Expected behaviour of nd_item get_global_id(x) where x>NDims
Opened this issue · 4 comments
What is the expected behaviour of nd_item::get_global_id(x)
where x
is greater than the number of dimensions templating the nd_item
.
e.g.
constexpr int NDims = 1;
q.submit([&](sycl::handler &cgh) {
cgh.parallel_for<KernelName>(sycl::nd_range<NDims>{globalSize, localSize},
[=](sycl::nd_item<NDims> it) {
size_t dim0 = it.get_global_id(0);
size_t dim1 = it.get_global_id(1);
size_t dim2 = it.get_global_id(2);
});
});
What should it.get_global_id(1)
and it.get_global_id(2)
return in this case? The spec only states in the nd_item
member description of size_t get_global_id(int dimension) const
:
Return the constituent element of the global id representing the work-item’s position in the nd-range in the given Dimension.
I see a few potential options to remedy the spec with:
- Return
0
- Throw an asynchronous error
- Undefined behaviour
Ideally, IMO, returning 0
would be preferable since it is precisely defined and does not affect the execution of the kernel.
As a point of context, OpenCL returns 0
in "out of bound" cases:
The global work-item ID specifies the work-item ID based on the number of global work-items specified to execute the kernel. Valid values of dimindx are 0 to get_work_dim- 1. For other values of dimindx, get_global_id() returns 0.
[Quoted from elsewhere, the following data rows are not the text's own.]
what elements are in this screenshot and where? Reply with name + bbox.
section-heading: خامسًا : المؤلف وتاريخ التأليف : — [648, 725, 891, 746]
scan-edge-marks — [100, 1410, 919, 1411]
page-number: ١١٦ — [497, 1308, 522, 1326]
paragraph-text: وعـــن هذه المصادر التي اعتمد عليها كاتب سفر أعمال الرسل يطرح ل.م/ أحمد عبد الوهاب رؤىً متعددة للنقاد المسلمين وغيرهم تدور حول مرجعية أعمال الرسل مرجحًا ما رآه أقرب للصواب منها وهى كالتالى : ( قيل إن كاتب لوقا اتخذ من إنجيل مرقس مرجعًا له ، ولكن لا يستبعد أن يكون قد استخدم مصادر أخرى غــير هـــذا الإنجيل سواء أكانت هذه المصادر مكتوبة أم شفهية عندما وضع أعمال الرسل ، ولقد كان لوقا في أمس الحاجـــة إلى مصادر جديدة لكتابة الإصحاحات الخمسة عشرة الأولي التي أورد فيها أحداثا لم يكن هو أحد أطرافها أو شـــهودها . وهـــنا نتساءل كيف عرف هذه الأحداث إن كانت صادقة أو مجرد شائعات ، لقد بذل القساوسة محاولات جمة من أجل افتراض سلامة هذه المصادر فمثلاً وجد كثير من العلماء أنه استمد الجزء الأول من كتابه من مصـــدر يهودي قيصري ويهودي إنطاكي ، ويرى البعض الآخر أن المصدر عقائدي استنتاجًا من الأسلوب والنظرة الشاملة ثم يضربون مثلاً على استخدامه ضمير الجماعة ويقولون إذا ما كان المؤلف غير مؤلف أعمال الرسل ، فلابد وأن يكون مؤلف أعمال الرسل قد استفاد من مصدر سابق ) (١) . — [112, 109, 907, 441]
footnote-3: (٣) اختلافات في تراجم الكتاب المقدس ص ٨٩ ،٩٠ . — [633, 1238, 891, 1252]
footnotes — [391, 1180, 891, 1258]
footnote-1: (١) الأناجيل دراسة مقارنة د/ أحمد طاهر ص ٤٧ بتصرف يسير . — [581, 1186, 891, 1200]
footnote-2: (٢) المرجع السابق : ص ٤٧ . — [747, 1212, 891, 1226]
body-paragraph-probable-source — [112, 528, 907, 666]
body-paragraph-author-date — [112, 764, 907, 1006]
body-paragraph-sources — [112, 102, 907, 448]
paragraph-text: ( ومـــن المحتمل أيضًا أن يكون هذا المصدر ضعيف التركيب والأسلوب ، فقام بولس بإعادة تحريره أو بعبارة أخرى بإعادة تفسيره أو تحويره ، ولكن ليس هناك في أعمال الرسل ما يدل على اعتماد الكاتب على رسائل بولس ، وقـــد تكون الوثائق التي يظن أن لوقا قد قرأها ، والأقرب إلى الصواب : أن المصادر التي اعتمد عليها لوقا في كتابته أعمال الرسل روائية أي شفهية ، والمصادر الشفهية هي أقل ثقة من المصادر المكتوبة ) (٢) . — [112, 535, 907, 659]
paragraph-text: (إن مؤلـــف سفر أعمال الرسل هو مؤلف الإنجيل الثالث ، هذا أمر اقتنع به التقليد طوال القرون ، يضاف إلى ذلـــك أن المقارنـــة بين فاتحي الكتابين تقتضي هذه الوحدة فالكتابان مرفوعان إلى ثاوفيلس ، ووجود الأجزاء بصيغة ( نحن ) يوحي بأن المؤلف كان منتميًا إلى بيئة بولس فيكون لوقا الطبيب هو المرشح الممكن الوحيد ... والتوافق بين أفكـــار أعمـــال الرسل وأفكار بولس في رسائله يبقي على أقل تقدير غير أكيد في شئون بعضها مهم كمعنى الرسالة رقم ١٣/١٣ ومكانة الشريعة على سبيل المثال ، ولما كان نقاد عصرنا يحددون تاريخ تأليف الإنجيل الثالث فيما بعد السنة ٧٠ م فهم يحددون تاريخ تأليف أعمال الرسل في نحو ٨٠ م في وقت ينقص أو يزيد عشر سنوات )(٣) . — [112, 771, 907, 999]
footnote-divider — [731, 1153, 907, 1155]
That seems a little surprising. Presumably, providing a guarantee that 0
is returned requires a runtime check when dimindx
is a variable. Does OpenCL assume that it will almost always be a constant? Specifying UB would require the least overhead.
The WG has some concerns about mandating that get_global_id(int dim)
returns 0 when dim
is out of bounds:
-
If we guarantee that
get_global_id(int)
does an out-of-bounds check, what aboutid[n]
? Does theid
subscript operator also need to do an out-of-bounds check? -
Some implementations (e.g. safety critical) might prefer to abort the kernel if
get_global_id(int)
is out of bounds. If the spec mandates that it must return0
in this case, such an implementation would not be conformant. If the spec says that the behavior is UB in this case, that allows an implementation to report an error if it wants.